At its core, Open To Buy is defined as a retail inventory management tool that allows you to figure out how much inventory you need to purchase initially and on a monthly basis to meet your sales projections.
Another way of explaining it is to say it’s a financial budget to help you figure out how much merchandise you can buy without getting into trouble. It’s also structured specifically to address the needs of retailers and is designed to help them with their inventory management.
That’s not to say that retailers only need an Open To Buy plan to be successful. We’ve written about that precise topic before. While it’s certainly valuable, it shouldn’t be implemented in isolation. However, it can go a long way to helping you ensure the overall health of your retail business.
Steps to creating an Open To Buy plan
When setting out to create your Open To Buy plan, there are a couple of steps that you need to consider.
The planning process begins with building your sales plan.
It’s also viewed by many as one of, if not, the most critical decisions any retailer must make. After all, not only will it affect your Open To Buy plan but it will also have an impact on your overall business.
When setting this up, a retailer needs to ask themselves, ‘How much am I likely to sell this month given the amount of stock I have for this month?’
After your sales plan is in place, it’s time to sort out your inventory plan.
At this stage, the question you need to ask yourself is this: ‘How much inventory do I need at the end of the month to support sales for the following month?’
Remember, you also need to factor in any markdowns into your Open To Buy plan and treat them as you would a sale, considering that they also result in a reduction in stock. If you fail to do so, it will affect how much merchandise you bring in and can ultimately leave you with too little or too much on the shelf.
Once you’ve factored any markdowns in as well as any other merchandise that has been transferred in or out or sent back to the vendor, it’s time to look at building your inventory receipt plan.
Essentially, it’s the month’s planned sales, plus the planned end of month inventory, plus your planned markdowns and inventory adjustments, minus the prior month’s planned ending inventory. It answers the question, ‘How much inventory do you need to cover everything, including your sales and markdowns in order to end up with your planned ended inventory?’
Just to note, while an Open To Buy can be prepared at many levels, it is most effective when prepared at a classification level. That is because sales planning, as well as forecasting, needs to be done at this level rather than by brand.
Understanding why you need an Open To Buy plan
While you may have the steps to create an Open To Buy plan, it won’t mean much if you don’t understand why you need to implement a plan. After all, without answering the ‘Why’, there isn’t any motivation.
The answer to the ‘Why’ question in the case of Open To Buy comes in the form of the benefits that arise from creating a plan. These include:
- You’re able to estimate how much money you need to invest in inventory from month to month.
- You can keep a fresh flow of merchandise coming in, which will mean your customers will keep coming back.
- You’re able to restrict your merchandise commitments so that you don’t get too much new merchandise too quickly.
- You can have an adequate amount of stock on hand, which will support your planned sales
- You’re able to pinpoint those areas of your plan that needs to be strengthened to maximise your output.
Without such a plan in place, your store runs the risk of mismanaging its inventory, which can ultimately affect the overall health of your business.

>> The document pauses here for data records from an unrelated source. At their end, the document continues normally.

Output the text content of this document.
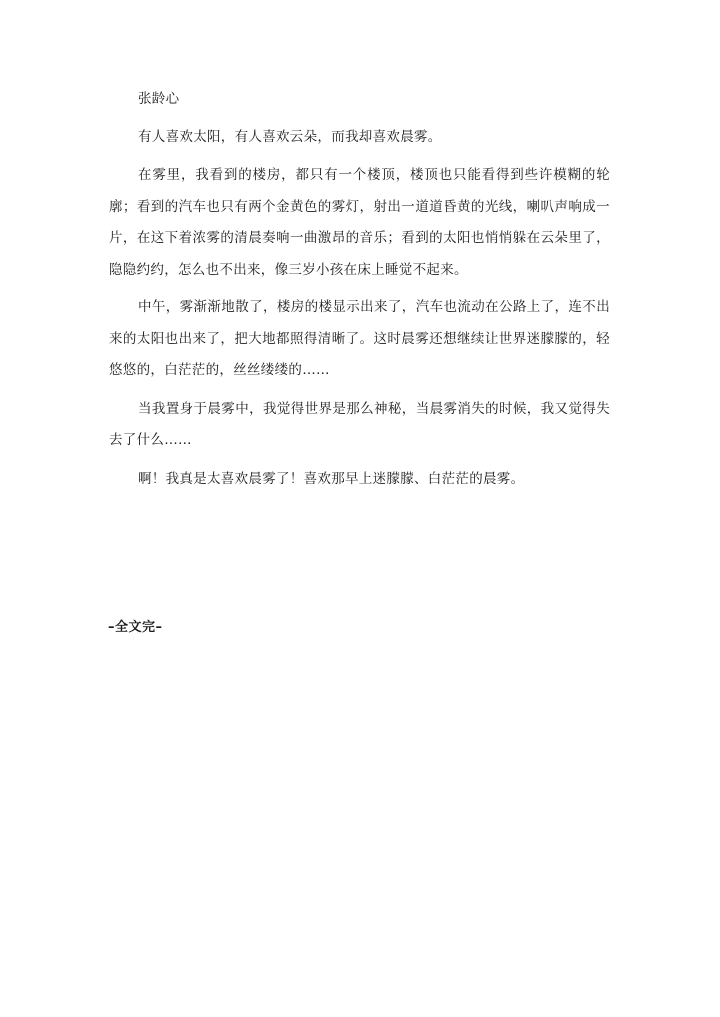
张龄心

有人喜欢太阳，有人喜欢云朵，而我却喜欢晨雾。

在雾里，我看到的楼房，都只有一个楼顶，楼顶也只能看得到些许模糊的轮廓；看到的汽车也只有两个金黄色的雾灯，射出一道道昏黄的光线，喇叭声响成一片，在这下着浓雾的清晨奏响一曲激昂的音乐；看到的太阳也悄悄躲在云朵里了，隐隐约约，怎么也不出来，像三岁小孩在床上睡觉不起来。

中午，雾渐渐地散了，楼房的楼显示出来了，汽车也流动在公路上了，连不出来的太阳也出来了，把大地都照得清晰了。这时晨雾还想继续让世界迷朦朦的，轻悠悠的，白茫茫的，丝丝缕缕的……

当我置身于晨雾中，我觉得世界是那么神秘，当晨雾消失的时候，我又觉得失去了什么……

啊！我真是太喜欢晨雾了！喜欢那早上迷朦朦、白茫茫的晨雾。

–全文完–
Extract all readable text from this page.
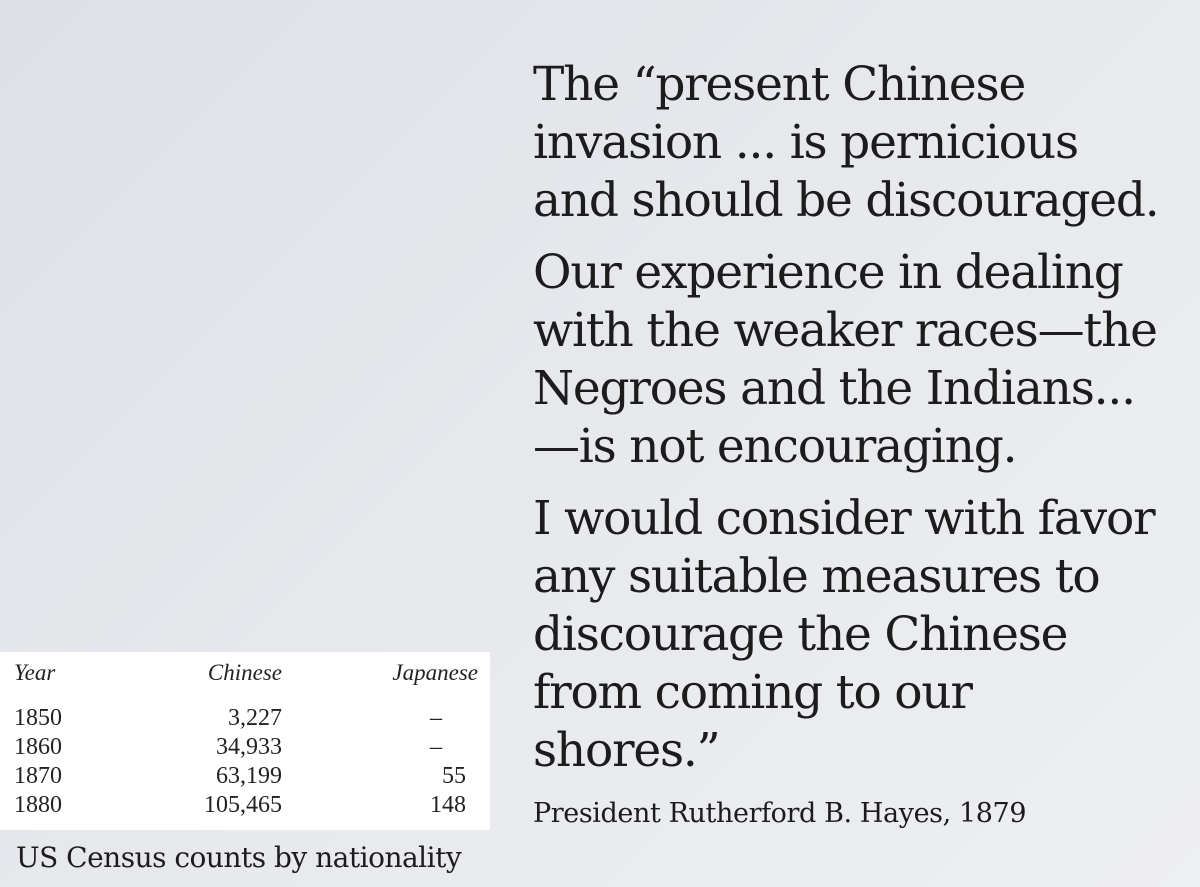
The “present Chinese
invasion ... is pernicious
and should be discouraged.

Our experience in dealing
with the weaker races—the
Negroes and the Indians...
—is not encouraging.

I would consider with favor
any suitable measures to
discourage the Chinese
from coming to our
shores.”

President Rutherford B. Hayes, 1879
Year	Chinese	Japanese
1850	3,227	–
1860	34,933	–
1870	63,199	55
1880	105,465	148
US Census counts by nationality
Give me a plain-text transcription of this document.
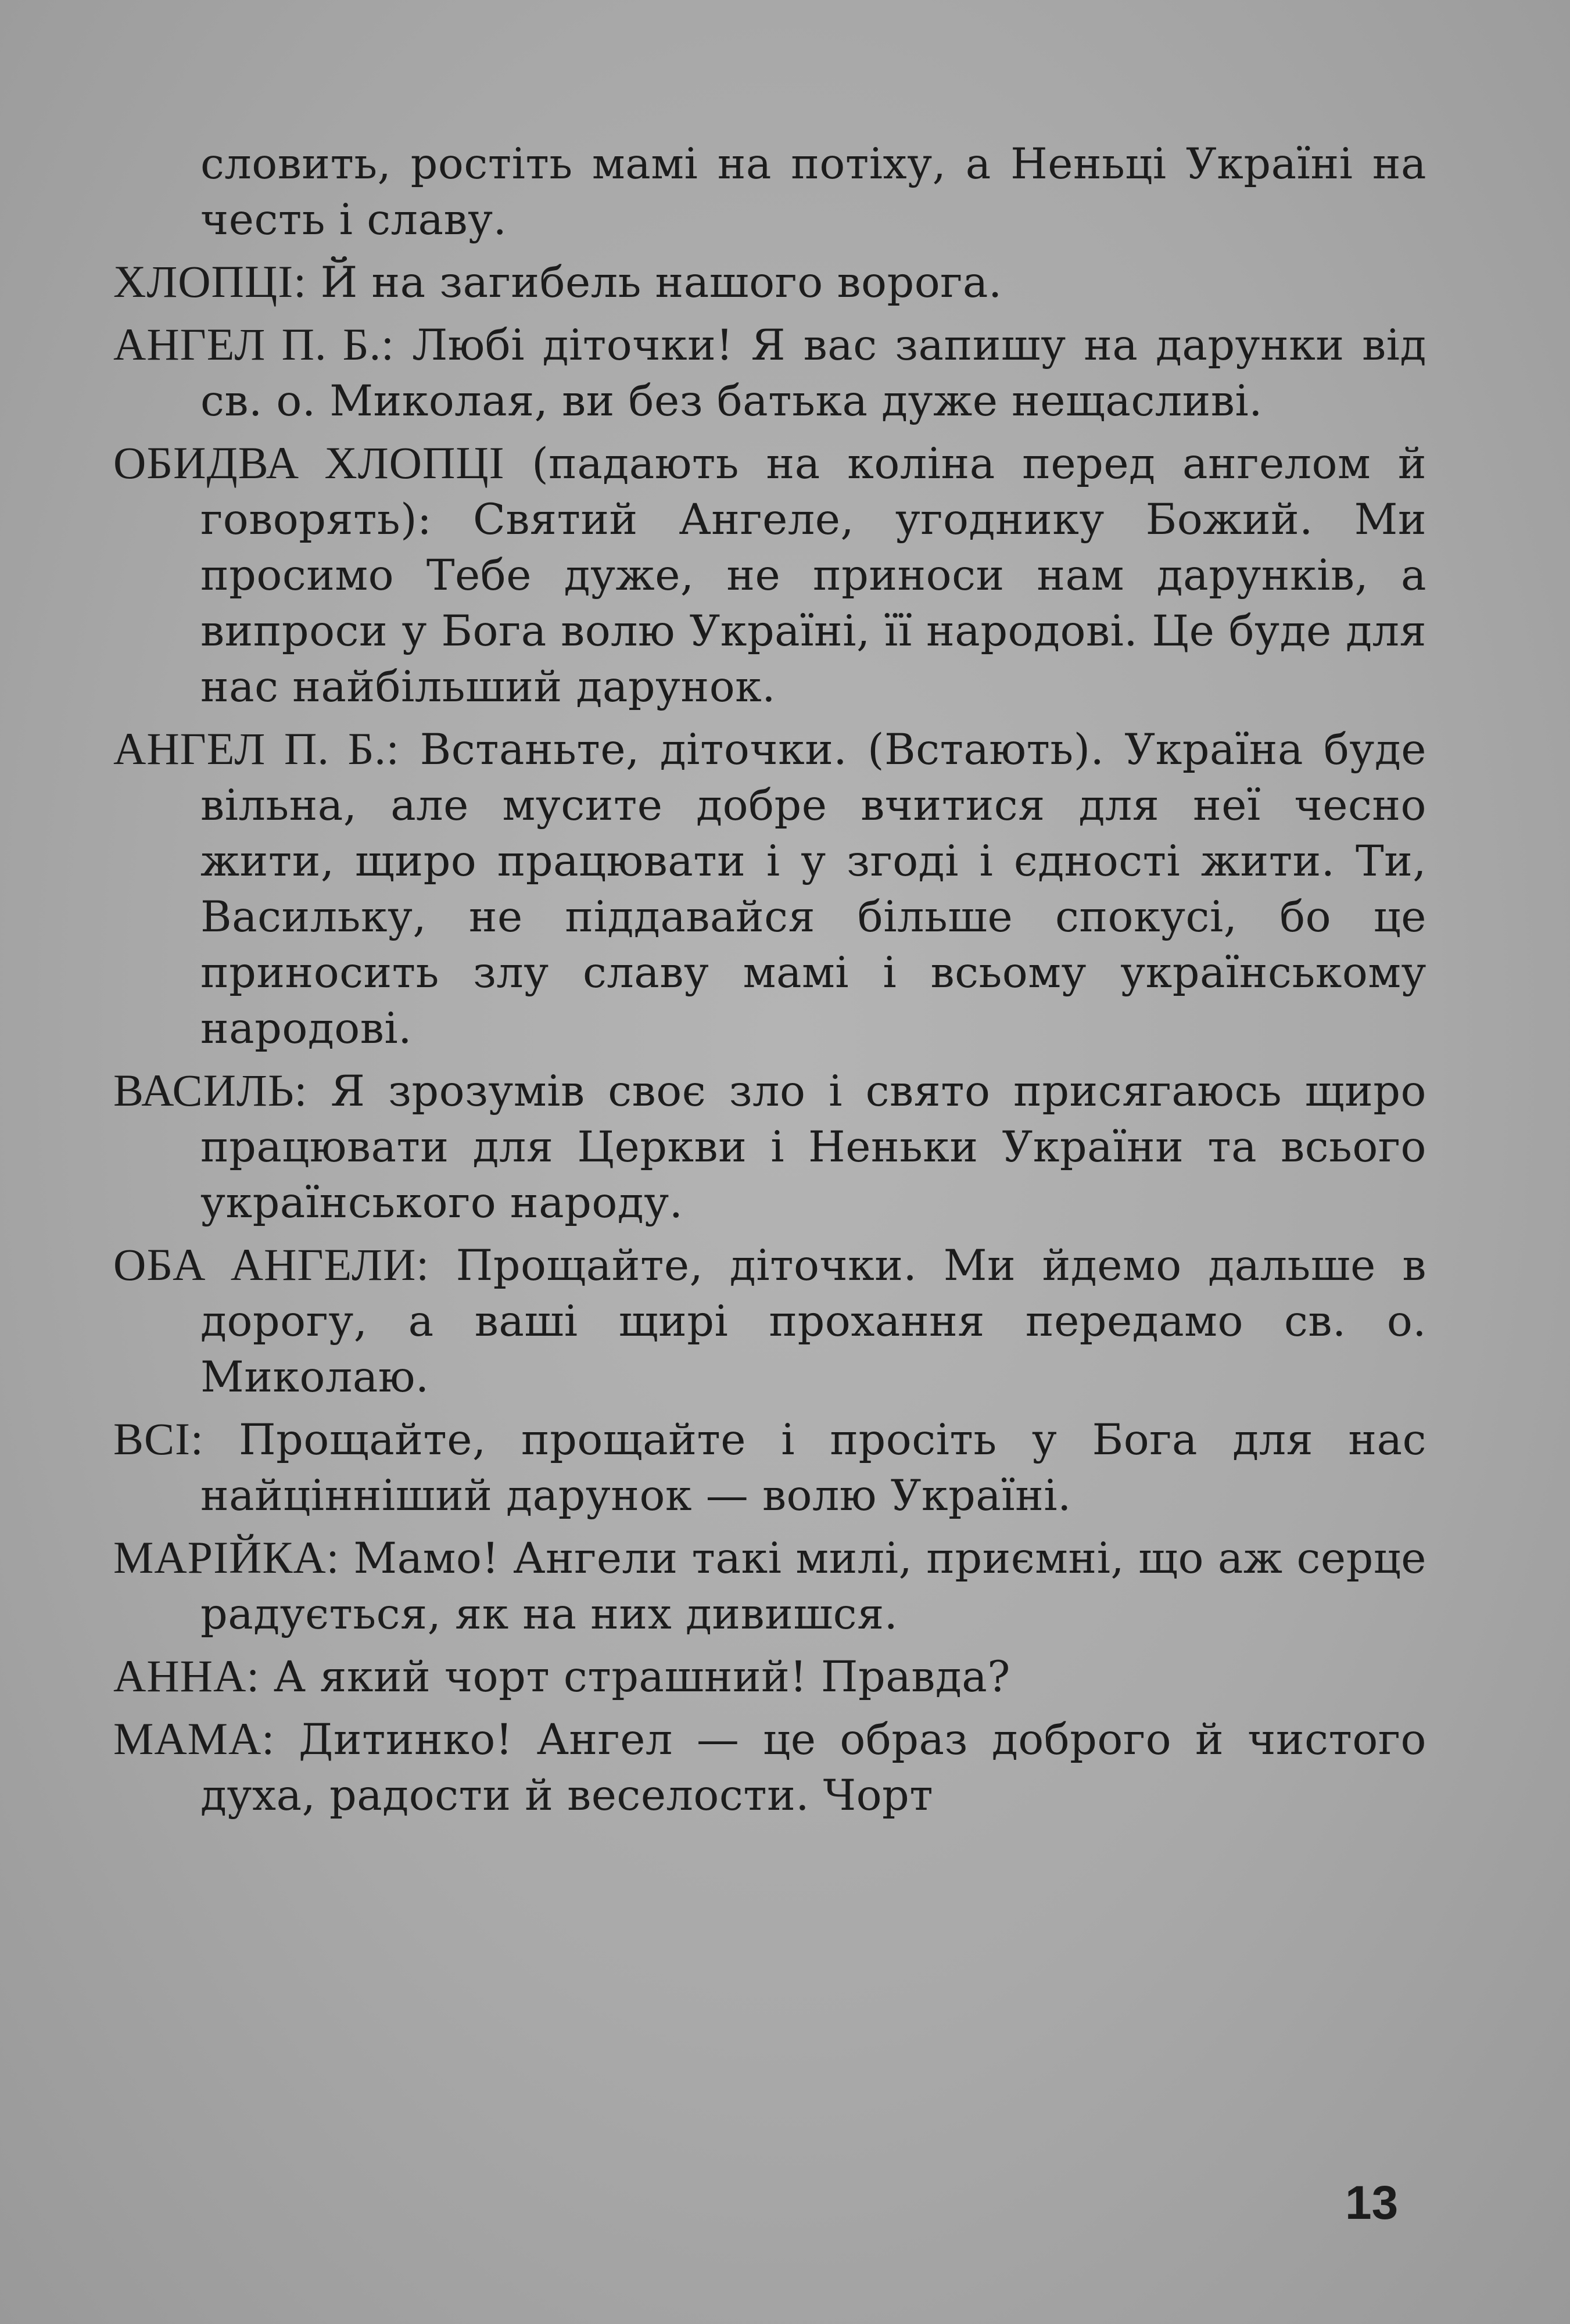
словить, ростіть мамі на потіху, а Неньці Україні на честь і славу.
ХЛОПЦІ: Й на загибель нашого ворога.
АНГЕЛ П. Б.: Любі діточки! Я вас запишу на дарунки від св. о. Миколая, ви без батька дуже нещасливі.
ОБИДВА ХЛОПЦІ (падають на коліна перед ангелом й говорять): Святий Ангеле, угоднику Божий. Ми просимо Тебе дуже, не приноси нам дарунків, а випроси у Бога волю Україні, її народові. Це буде для нас найбільший дарунок.
АНГЕЛ П. Б.: Встаньте, діточки. (Встають). Україна буде вільна, але мусите добре вчитися для неї чесно жити, щиро працювати і у згоді і єдності жити. Ти, Васильку, не піддавайся більше спокусі, бо це приносить злу славу мамі і всьому українському народові.
ВАСИЛЬ: Я зрозумів своє зло і свято присягаюсь щиро працювати для Церкви і Неньки України та всього українського народу.
ОБА АНГЕЛИ: Прощайте, діточки. Ми йдемо дальше в дорогу, а ваші щирі прохання передамо св. о. Миколаю.
ВСІ: Прощайте, прощайте і просіть у Бога для нас найцінніший дарунок — волю Україні.
МАРІЙКА: Мамо! Ангели такі милі, приємні, що аж серце радується, як на них дивишся.
АННА: А який чорт страшний! Правда?
МАМА: Дитинко! Ангел — це образ доброго й чистого духа, радости й веселости. Чорт
13
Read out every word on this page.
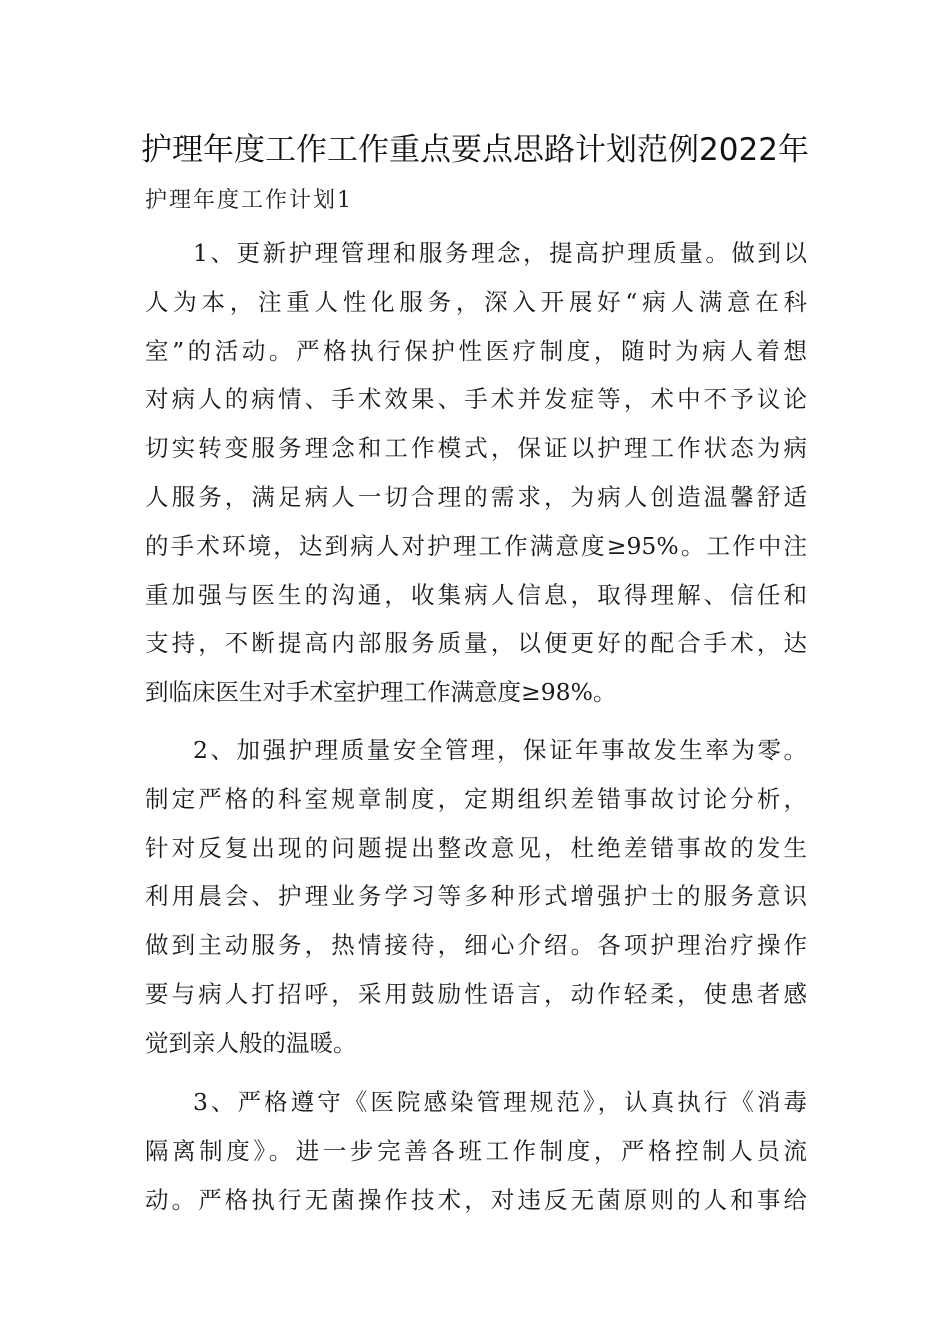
护理年度工作工作重点要点思路计划范例2022年
护理年度工作计划1
1、更新护理管理和服务理念，提高护理质量。做到以
人为本，注重人性化服务，深入开展好“病人满意在科
室”的活动。严格执行保护性医疗制度，随时为病人着想
对病人的病情、手术效果、手术并发症等，术中不予议论
切实转变服务理念和工作模式，保证以护理工作状态为病
人服务，满足病人一切合理的需求，为病人创造温馨舒适
的手术环境，达到病人对护理工作满意度≥95%。工作中注
重加强与医生的沟通，收集病人信息，取得理解、信任和
支持，不断提高内部服务质量，以便更好的配合手术，达
到临床医生对手术室护理工作满意度≥98%。
2、加强护理质量安全管理，保证年事故发生率为零。
制定严格的科室规章制度，定期组织差错事故讨论分析，
针对反复出现的问题提出整改意见，杜绝差错事故的发生
利用晨会、护理业务学习等多种形式增强护士的服务意识
做到主动服务，热情接待，细心介绍。各项护理治疗操作
要与病人打招呼，采用鼓励性语言，动作轻柔，使患者感
觉到亲人般的温暖。
3、严格遵守《医院感染管理规范》，认真执行《消毒
隔离制度》。进一步完善各班工作制度，严格控制人员流
动。严格执行无菌操作技术，对违反无菌原则的人和事给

In fact, manage it poorly for an extended period of time and you may even have to close down.
It does need to be said that following an Open To Buy plan does not guarantee success. After all, while it might help you answer the question of how much stock you should buy, it doesn’t help you to determine what specifically to buy. Nonetheless, with a well-formulated Open To Buy plan in place, you can increase your sales, reduce your markdowns, and above all, manage your inventory levels.